Há 100 anos, em 23 de julho de 1921, 12 dos cerca de 50 membros do Partido Comunista Chinês se reuniram em Xangai no primeiro Congresso Nacional da legenda –episódio que é tido por especialistas como data real de fundação da sigla que comanda a China há sete décadas.
E daqui a 100 anos, onde estará o partido? Isso dependerá de um complexo cenário que vai da crescente pressão externa contra a China aos desafios econômicos do endividamento e envelhecimento da população, segundo especialistas ouvidos pelo jornal Folha de S.Paulo.
“Se a gente estivesse em Xangai em 1921 e tentasse fazer esse jogo de prever os próximos 100 anos, ninguém teria acertado”, brinca Mauricio Santoro, professor de relações internacionais da Uerj (Universidade do Estado do RJ).
Isso porque o partido que governa um dos países mais poderosos do mundo teve um século especialmente conturbado.
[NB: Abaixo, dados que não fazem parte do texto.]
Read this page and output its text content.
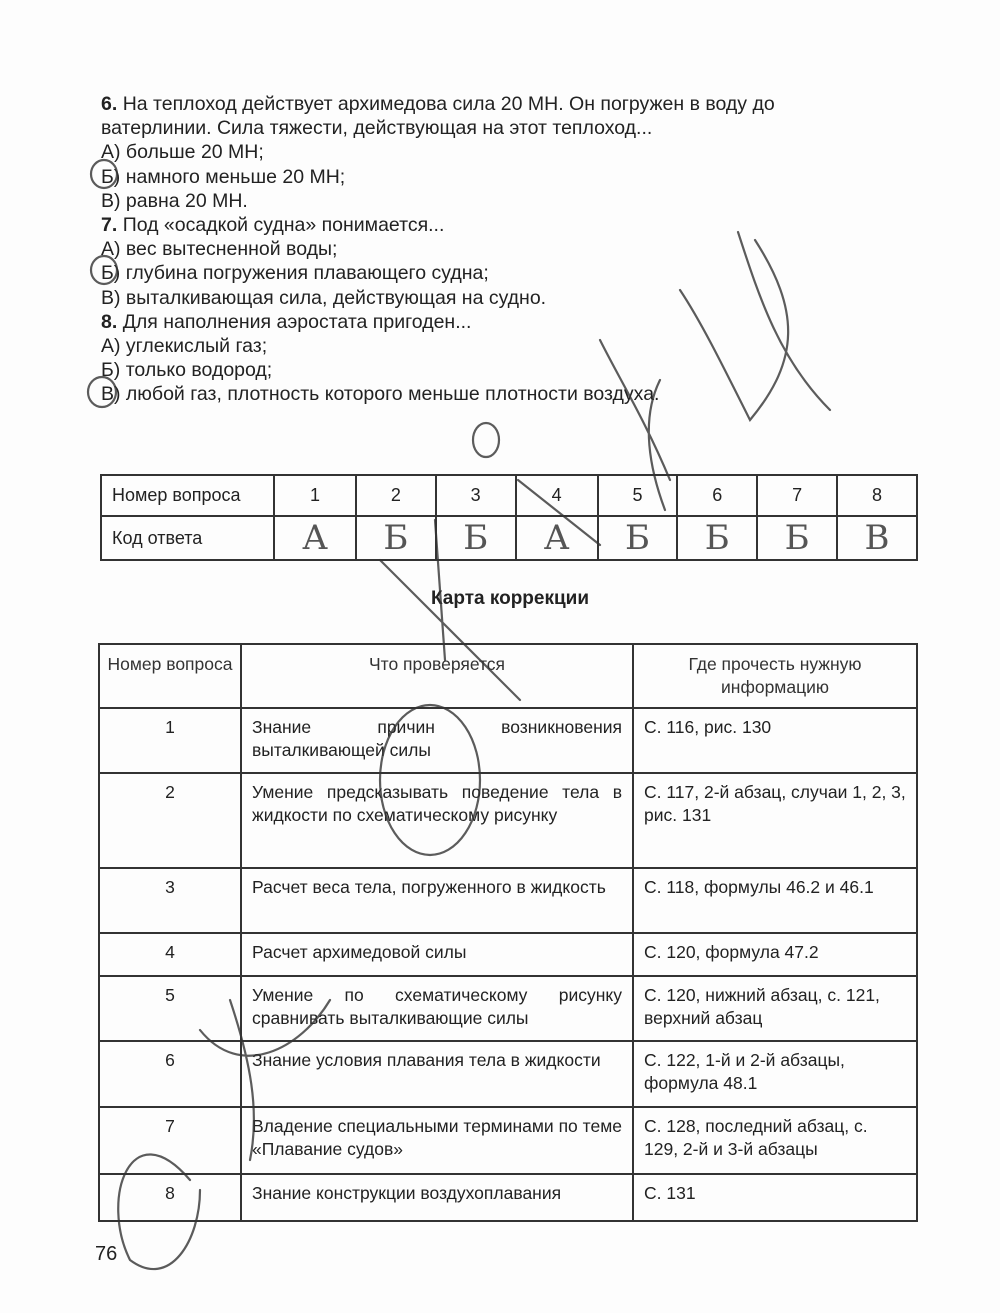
6. На теплоход действует архимедова сила 20 МН. Он погружен в воду до
ватерлинии. Сила тяжести, действующая на этот теплоход...
А) больше 20 МН;
Б) намного меньше 20 МН;
В) равна 20 МН.
7. Под «осадкой судна» понимается...
А) вес вытесненной воды;
Б) глубина погружения плавающего судна;
В) выталкивающая сила, действующая на судно.
8. Для наполнения аэростата пригоден...
А) углекислый газ;
Б) только водород;
В) любой газ, плотность которого меньше плотности воздуха.
Номер вопроса	1	2	3	4	5	6	7	8
Код ответа	А	Б	Б	А	Б	Б	Б	В
Карта коррекции
Номер вопроса	Что проверяется	Где прочесть нужную информацию
1	Знание причин возникновения выталкивающей силы	С. 116, рис. 130
2	Умение предсказывать поведение тела в жидкости по схематическому рисунку	С. 117, 2-й абзац, случаи 1, 2, 3, рис. 131
3	Расчет веса тела, погруженного в жидкость	С. 118, формулы 46.2 и 46.1
4	Расчет архимедовой силы	С. 120, формула 47.2
5	Умение по схематическому рисунку сравнивать выталкивающие силы	С. 120, нижний абзац, с. 121, верхний абзац
6	Знание условия плавания тела в жидкости	С. 122, 1-й и 2-й абзацы, формула 48.1
7	Владение специальными терминами по теме «Плавание судов»	С. 128, последний абзац, с. 129, 2-й и 3-й абзацы
8	Знание конструкции воздухоплавания	С. 131
76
Venceu um conflito contra o Japão, passou por uma guerra civil contra forças nacionalistas, enfrentou uma crise de fome no governo Mao que matou na casa das dezenas de milhões, teve suas bases e crenças reviradas na Revolução Cultural e tirou 800 milhões de pessoas da pobreza desde o fim dos anos 1970, com as reformas lideradas por Deng Xiaoping. Como se não fosse suficiente, ainda foi o epicentro da pandemia da Covid-19.
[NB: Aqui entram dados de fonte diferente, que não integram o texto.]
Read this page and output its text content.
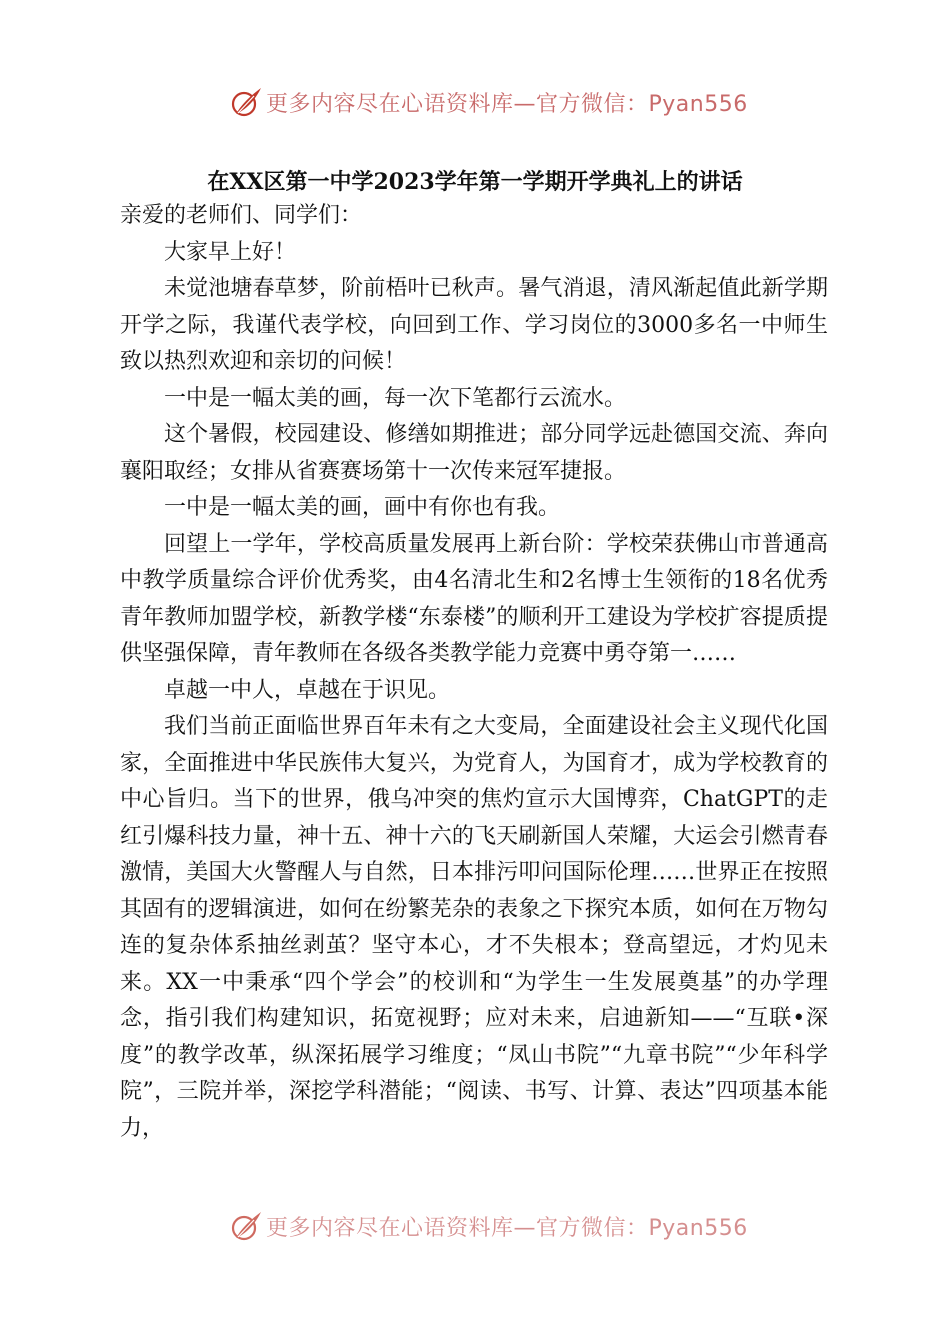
更多内容尽在心语资料库—官方微信：Pyan556
在XX区第一中学2023学年第一学期开学典礼上的讲话

亲爱的老师们、同学们：

大家早上好！

未觉池塘春草梦，阶前梧叶已秋声。暑气消退，清风渐起值此新学期开学之际，我谨代表学校，向回到工作、学习岗位的3000多名一中师生致以热烈欢迎和亲切的问候！

一中是一幅太美的画，每一次下笔都行云流水。

这个暑假，校园建设、修缮如期推进；部分同学远赴德国交流、奔向襄阳取经；女排从省赛赛场第十一次传来冠军捷报。

一中是一幅太美的画，画中有你也有我。

回望上一学年，学校高质量发展再上新台阶：学校荣获佛山市普通高中教学质量综合评价优秀奖，由4名清北生和2名博士生领衔的18名优秀青年教师加盟学校，新教学楼“东泰楼”的顺利开工建设为学校扩容提质提供坚强保障，青年教师在各级各类教学能力竞赛中勇夺第一……

卓越一中人，卓越在于识见。

我们当前正面临世界百年未有之大变局，全面建设社会主义现代化国家，全面推进中华民族伟大复兴，为党育人，为国育才，成为学校教育的中心旨归。当下的世界，俄乌冲突的焦灼宣示大国博弈，ChatGPT的走红引爆科技力量，神十五、神十六的飞天刷新国人荣耀，大运会引燃青春激情，美国大火警醒人与自然，日本排污叩问国际伦理……世界正在按照其固有的逻辑演进，如何在纷繁芜杂的表象之下探究本质，如何在万物勾连的复杂体系抽丝剥茧？坚守本心，才不失根本；登高望远，才灼见未来。XX一中秉承“四个学会”的校训和“为学生一生发展奠基”的办学理念，指引我们构建知识，拓宽视野；应对未来，启迪新知——“互联•深度”的教学改革，纵深拓展学习维度；“凤山书院”“九章书院”“少年科学院”，三院并举，深挖学科潜能；“阅读、书写、计算、表达”四项基本能力，

更多内容尽在心语资料库—官方微信：Pyan556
A ascensão econômica na última década, a conquista do posto de segunda maior economia do mundo e a expectativa de passar os Estados Unidos nos próximos anos colocaram a China na mira do Ocidente.
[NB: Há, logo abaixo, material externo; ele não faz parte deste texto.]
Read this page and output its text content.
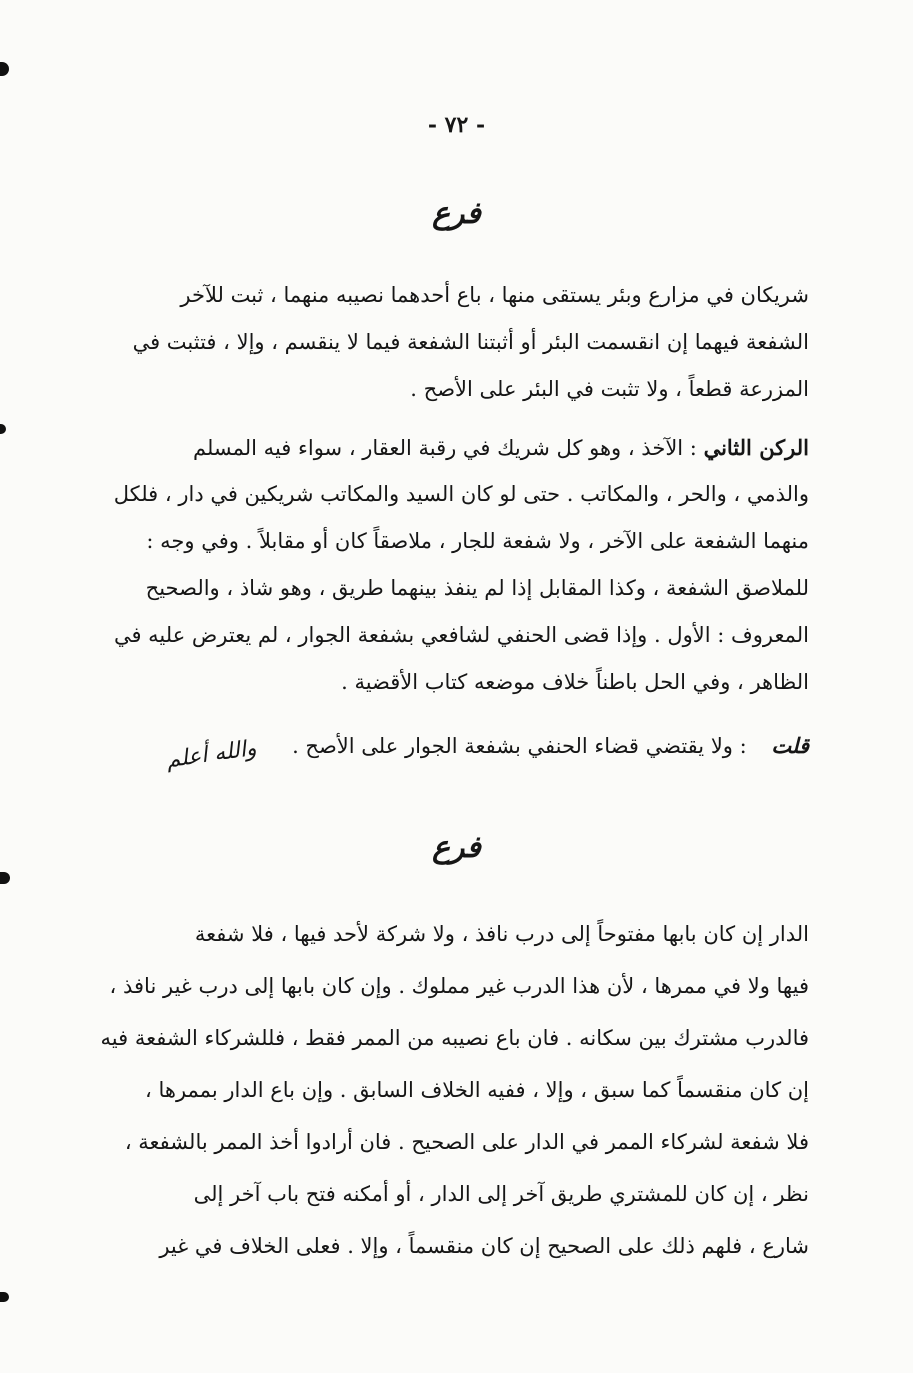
- ٧٢ -
فرع
شريكان في مزارع وبئر يستقى منها ، باع أحدهما نصيبه منهما ، ثبت للآخر
الشفعة فيهما إن انقسمت البئر أو أثبتنا الشفعة فيما لا ينقسم ، وإلا ، فتثبت في
المزرعة قطعاً ، ولا تثبت في البئر على الأصح .
الركن الثاني : الآخذ ، وهو كل شريك في رقبة العقار ، سواء فيه المسلم
والذمي ، والحر ، والمكاتب . حتى لو كان السيد والمكاتب شريكين في دار ، فلكل
منهما الشفعة على الآخر ، ولا شفعة للجار ، ملاصقاً كان أو مقابلاً . وفي وجه :
للملاصق الشفعة ، وكذا المقابل إذا لم ينفذ بينهما طريق ، وهو شاذ ، والصحيح
المعروف : الأول . وإذا قضى الحنفي لشافعي بشفعة الجوار ، لم يعترض عليه في
الظاهر ، وفي الحل باطناً خلاف موضعه كتاب الأقضية .
قلت : ولا يقتضي قضاء الحنفي بشفعة الجوار على الأصح .
والله أعلم
فرع
الدار إن كان بابها مفتوحاً إلى درب نافذ ، ولا شركة لأحد فيها ، فلا شفعة
فيها ولا في ممرها ، لأن هذا الدرب غير مملوك . وإن كان بابها إلى درب غير نافذ ،
فالدرب مشترك بين سكانه . فان باع نصيبه من الممر فقط ، فللشركاء الشفعة فيه
إن كان منقسماً كما سبق ، وإلا ، ففيه الخلاف السابق . وإن باع الدار بممرها ،
فلا شفعة لشركاء الممر في الدار على الصحيح . فان أرادوا أخذ الممر بالشفعة ،
نظر ، إن كان للمشتري طريق آخر إلى الدار ، أو أمكنه فتح باب آخر إلى
شارع ، فلهم ذلك على الصحيح إن كان منقسماً ، وإلا . فعلى الخلاف في غير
A forma como os países vão lidar com isso deve ser determinante para o futuro do Partido Comunista Chinês, na avaliação do professor de relações internacionais Gustavo Feddersen, doutor pela UFRGS (Universidade Federal do RS).
Para ele, o partido vai se fortalecer “e com certeza ficar no poder por mais de 100 anos” se a população do país perceber a pressão capitaneada pelos EUA como “um ataque ao povo chinês e à possibilidade de a civilização chinesa se reerguer e reassumir seu papel de grande potência mundial”, diz.
A avaliação vem do fato de que um dos pontos em que o PC Chinês apoia sua legitimidade vem da recuperação da dignidade do país após o século da humilhação, como os chineses chamam o período entre meados do século 19 ao 20 em que potências estrangeiras introduziram o ópio e ocuparam e saquearam a China.
Na visão do pesquisador, uma ameaça de nova subjugação do povo chinês pode dar mais poder ao PC, que ainda detém o chamado “mandato celestial”, conceito da filosofia política chinesa segundo o qual governos são legítimos (ou “abençoados pelo céu”) enquanto cumprirem seus propósitos e forem justos.
Tem ganhado força entre analistas outra visão de que a pressão internacional será mais efetiva se mudar de estratégia: não atacar o povo, a cultura ou eventualmente nem o partido em si, mas alvos específicos, como Xi Jinping e a corrupção da classe política.
“Grande parte da classe média apoia e reconhece a importância do partido, mas não está contente com os benefícios e regalias de políticos, querem mais transparência e prestação de contas, questionam a corrupção e o abuso de autoridade”, diz Feddersen.
Essa estratégia de atacar alvos específicos foi exposta em um estudo do Atlantic Council, think-tank americano focado em relações internacionais, que diz que o alvo devem ser “Xi e seu círculo próximo, mirando a mudança de seus objetivos e comportamentos”, porque “as elites do partido estão muito mais divididas sobre a liderança de Xi do que é dito abertamente.”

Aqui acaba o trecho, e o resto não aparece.